Operação começou nesta semana
O programa Tolerância Zero começou a ser colocado em prática na quinta-feira (16), em uma ação conjunta da Prefeitura do Rio e do Governo do Estado.
Segundo a administração municipal, as medidas têm como objetivo combater o comércio ilegal, a ocupação irregular do espaço público e a atuação de grupos criminosos que cobram taxas de barraqueiros, comerciantes e até banhistas.
Agentes de segurança e equipes de fiscalização passaram a atuar nas areias, calçadões e acessos às praias do Leme, Copacabana, Ipanema e Leblon. De acordo com a prefeitura, cerca de 70 pontos estratégicos foram mapeados para orientar as ações.
Protestos de ambulantes
A operação provocou reações de trabalhadores ambulantes. Na quinta-feira (16), cerca de 200 vendedores realizaram uma manifestação na Avenida Atlântica, em Copacabana. O grupo caminhou pela orla e chegou a interditar pistas na altura da Rua Duvivier, causando impactos no trânsito.
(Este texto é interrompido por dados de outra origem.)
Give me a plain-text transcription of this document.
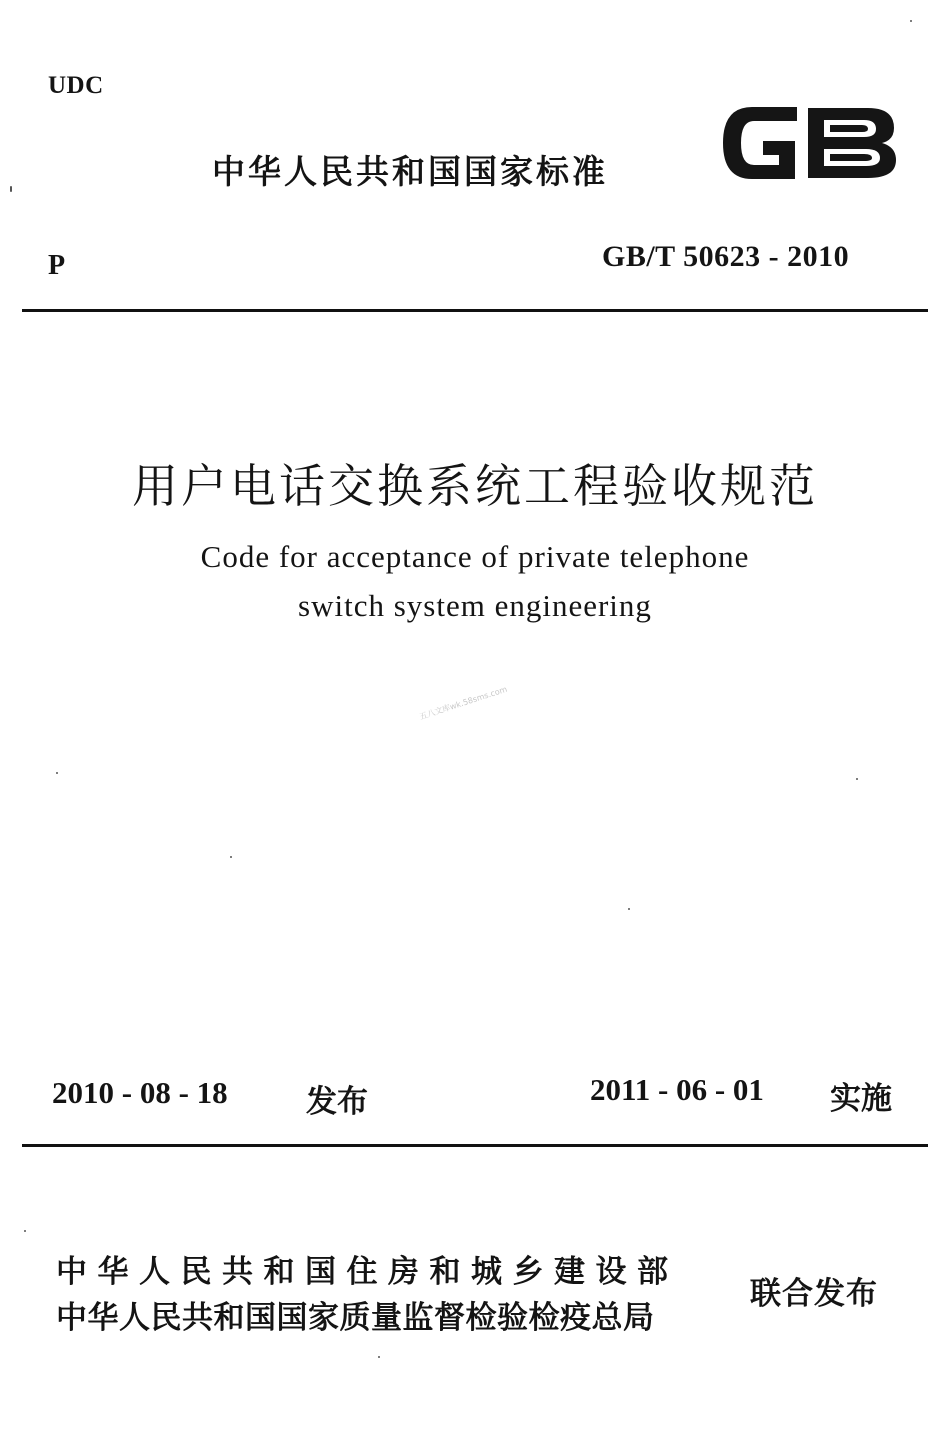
UDC
中华人民共和国国家标准
P	GB/T 50623 - 2010
用户电话交换系统工程验收规范
Code for acceptance of private telephone
switch system engineering
五八文库wk.58sms.com
2010 - 08 - 18	发布	2011 - 06 - 01 实施
中华人民共和国住房和城乡建设部
中华人民共和国国家质量监督检验检疫总局
联合发布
Os ambulantes afirmam que o movimento busca abrir diálogo com o poder público e reivindica a regularização dos trabalhadores informais e dos depósitos utilizados para armazenamento de mercadorias.
Um dia antes, na quarta-feira (15), ambulantes que atuam em Copacabana e em outras áreas turísticas da cidade já haviam realizado um protesto em frente ao Copacabana Palace, seguindo em caminhada até Ipanema.
Prefeito critica procurador
Após a divulgação da ação do MPF, o prefeito do Rio, Eduardo Cavaliere, criticou a iniciativa e a atuação do procurador responsável pelo processo.
“A absoluta inversão de valores deste Procurador Federal não pode representar uma instituição como o Ministério Público Federal. O tal procurador do MPF com histórico de postura meramente ideológica resolve entrar na justiça extrapolando as suas competências para defender o indefensável. Como explicar esta postura pra população e pra sociedade? Lamentável o papel deste procurador que não cumpre sua função verdadeira, se omite diante do crime organizado e está longe de representar a seriedade de uma instituição como o MPF.”
Agora, caberá à Justiça Federal decidir sobre o pedido de tutela de urgência apresentado pelo MPF para suspender o programa enquanto o mérito da ação é analisado.